HIST 250, By Lucas Burke

Term: Fall 2022

Syllabus:

HIST250-AfricanAmericanHistory-SampleSyllabus

The African background, development of slavery, abolitionism, the Civil War and Reconstruction.

The historical experiences of people of African descent within the United States have been characterized by trauma– in the forms of forced migration, enslavement, economic, political, and social inequality, and racial violence–as well as survival within, and struggle against, a society that is marked by persistent racism at the interpersonal, inter-group, and institutional level. This two-course sequence surveys African American experiences from their origins in pre-colonial West and Central Africa to the present. While the courses examine African Americans’ relationship to the dominant culture, they also explore the internal dynamics of African American communities, particularly gender and class relations.

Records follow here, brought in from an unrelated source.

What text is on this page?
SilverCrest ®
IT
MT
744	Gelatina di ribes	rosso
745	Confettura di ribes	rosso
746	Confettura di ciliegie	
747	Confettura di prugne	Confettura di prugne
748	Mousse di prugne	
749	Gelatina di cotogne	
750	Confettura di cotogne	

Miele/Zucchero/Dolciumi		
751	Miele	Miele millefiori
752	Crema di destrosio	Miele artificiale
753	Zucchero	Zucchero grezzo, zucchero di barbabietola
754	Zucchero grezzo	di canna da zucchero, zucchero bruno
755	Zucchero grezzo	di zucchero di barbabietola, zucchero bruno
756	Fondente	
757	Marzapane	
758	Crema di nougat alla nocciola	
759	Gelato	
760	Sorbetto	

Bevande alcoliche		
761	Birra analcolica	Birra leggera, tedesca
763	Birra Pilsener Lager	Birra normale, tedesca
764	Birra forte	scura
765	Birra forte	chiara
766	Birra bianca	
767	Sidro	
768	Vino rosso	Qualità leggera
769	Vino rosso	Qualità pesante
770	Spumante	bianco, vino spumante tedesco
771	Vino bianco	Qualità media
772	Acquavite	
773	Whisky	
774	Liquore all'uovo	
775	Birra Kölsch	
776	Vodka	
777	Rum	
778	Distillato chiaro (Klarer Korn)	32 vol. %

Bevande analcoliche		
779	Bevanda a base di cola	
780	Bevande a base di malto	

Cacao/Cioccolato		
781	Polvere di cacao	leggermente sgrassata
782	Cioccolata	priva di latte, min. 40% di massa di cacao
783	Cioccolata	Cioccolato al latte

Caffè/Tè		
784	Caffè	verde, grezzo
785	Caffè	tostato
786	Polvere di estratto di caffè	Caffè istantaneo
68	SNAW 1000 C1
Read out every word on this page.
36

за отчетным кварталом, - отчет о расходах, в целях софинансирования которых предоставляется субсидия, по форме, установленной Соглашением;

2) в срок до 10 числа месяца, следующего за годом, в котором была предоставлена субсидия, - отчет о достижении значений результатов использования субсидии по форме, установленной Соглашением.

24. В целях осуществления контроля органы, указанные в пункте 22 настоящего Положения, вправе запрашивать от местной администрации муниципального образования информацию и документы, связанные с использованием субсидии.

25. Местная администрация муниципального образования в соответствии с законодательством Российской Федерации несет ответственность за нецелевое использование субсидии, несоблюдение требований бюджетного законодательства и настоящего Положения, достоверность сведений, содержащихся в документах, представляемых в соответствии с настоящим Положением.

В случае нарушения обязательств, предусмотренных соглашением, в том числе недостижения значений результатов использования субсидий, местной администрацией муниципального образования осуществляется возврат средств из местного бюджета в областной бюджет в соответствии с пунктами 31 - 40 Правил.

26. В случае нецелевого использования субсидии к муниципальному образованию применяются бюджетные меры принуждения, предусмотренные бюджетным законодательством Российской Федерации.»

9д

HIST 250 surveys African American experiences from their origins in pre-colonial Africa prior to the slave trade to the emancipation from slavery in the mid-nineteenth century. Topics covered in this class include: the social structures and cultures of West and Central Africa; the Atlantic slave trade; the development of slavery and the origins of ‘race’ in the Americas; the formation of African American cultures; gender relations within the slave community; the experiences of free blacks; antebellum black political and social movements; and the role of slavery and expansion in the United States Civil War.